My quick rating – 6.7/10. I had to rewatch Afflicted since it is one of those rare found-footage horror flicks that actually nails the formula instead of collapsing under it. A simple but effective setup sees Derek Lee and Clif Prowse, playing fictionalized versions of themselves, as lifelong friends about to embark on a year-long trip around the world. Derek has a serious medical condition hanging over his head, so Clif decides to document every moment, turning the entire journey into a first-person travelogue. That also means we’re locked into the “camera as character” viewpoint for the whole movie, a style I’m very much opposed to unless it’s done right.
After a fun start in Barcelona and a detour to Paris with some musician friends, things take a dark turn. Derek has a one-night encounter with a woman named Audrey (Baya Rehaz), and his friends find him the next morning, bloodied, bitten, and refusing to seek medical help. Once they hit Italy, it’s clear something is seriously wrong. Derek can’t keep food down, sunlight burns him, and his strength skyrockets to superhuman levels. It doesn’t take long for the guys, or anyone paying attention, to figure out that Derek didn’t just get unlucky; he’s turning into a vampire.
What makes Afflicted stand out is how surprisingly believable it all feels. The special effects and stunts are shockingly well executed for a low-budget indie horror movie. The transformation scenes, wall crawling, and violent outbursts have a visceral weight to them that most found-footage films never achieve. Directors Prowse and Lee lean hard into the chaos once the infection starts taking over, delivering chase scenes and confrontations that put most big-budget shaky-cam movies to shame.

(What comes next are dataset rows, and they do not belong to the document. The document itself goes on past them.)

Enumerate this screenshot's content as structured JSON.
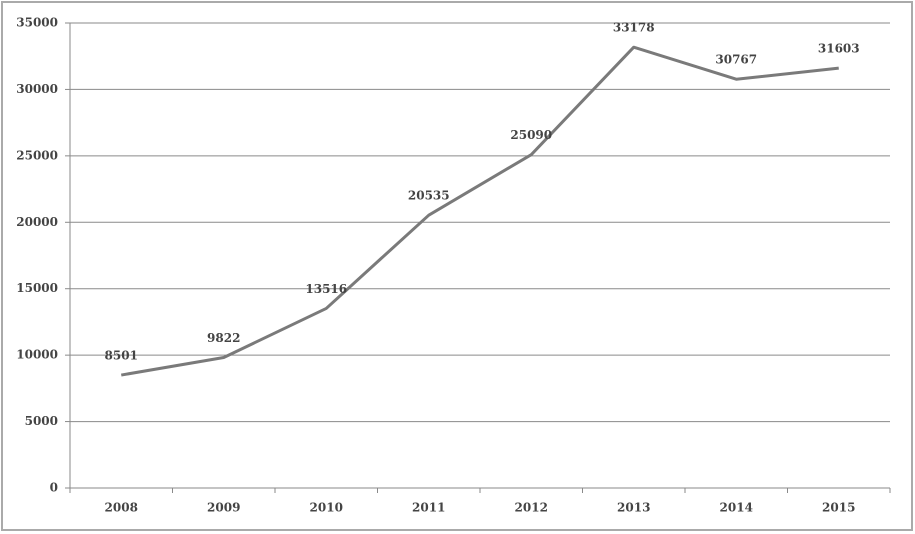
{
  "chart_data": {
    "type": "line",
    "categories": [
      "2008",
      "2009",
      "2010",
      "2011",
      "2012",
      "2013",
      "2014",
      "2015"
    ],
    "values": [
      8501,
      9822,
      13516,
      20535,
      25090,
      33178,
      30767,
      31603
    ],
    "color": "#7a7a7a",
    "ylim": [
      0,
      35000
    ],
    "yticks": [
      0,
      5000,
      10000,
      15000,
      20000,
      25000,
      30000,
      35000
    ],
    "grid": true
  }
}
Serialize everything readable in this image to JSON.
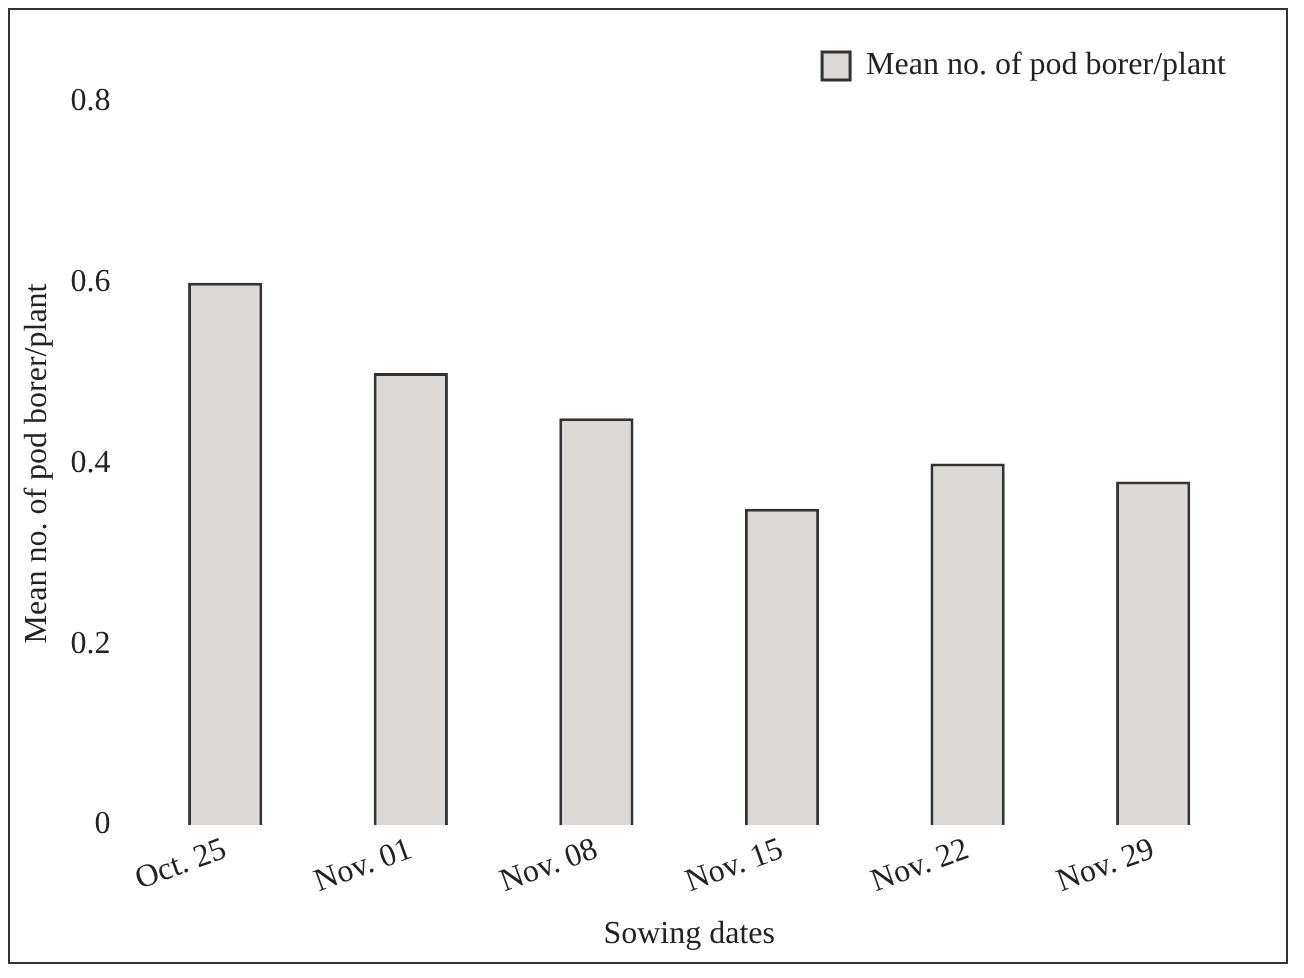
{
  "chart_data": {
    "type": "bar",
    "xlabel": "Sowing dates",
    "ylabel": "Mean no. of pod borer/plant",
    "categories": [
      "Oct. 25",
      "Nov. 01",
      "Nov. 08",
      "Nov. 15",
      "Nov. 22",
      "Nov. 29"
    ],
    "series": [
      {
        "name": "Mean no. of pod borer/plant",
        "color": "#dcd8d6",
        "values": [
          0.6,
          0.5,
          0.45,
          0.35,
          0.4,
          0.38
        ]
      }
    ],
    "ylim": [
      0,
      0.8
    ],
    "yticks": [
      0,
      0.2,
      0.4,
      0.6,
      0.8
    ],
    "grid": false,
    "legend": "top right"
  }
}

The acting is another win. For a genre notorious for stiff or awkward performances, these two come off natural, likable, and genuinely worried about what’s happening. The friendship feels real, and that helps sell the emotional side of Derek losing control. Knowing that Lee and Prowse not only starred in but also wrote and directed the film makes it even more impressive. This is clearly a passion project built to push the limits of what found footage can do.
While it relies on some familiar vampire tropes, the execution elevates it. The movie commits to its concept, keeps the pacing tight, and doesn’t rely on cheap gimmicks. It’s one of the very few found-footage horror flicks I can strongly recommend, sitting comfortably next to Chronicle in terms of ambition and payoff. If you enjoy the genre or just want a genuinely creative spin on a vampire story, Afflicted is absolutely worth your time.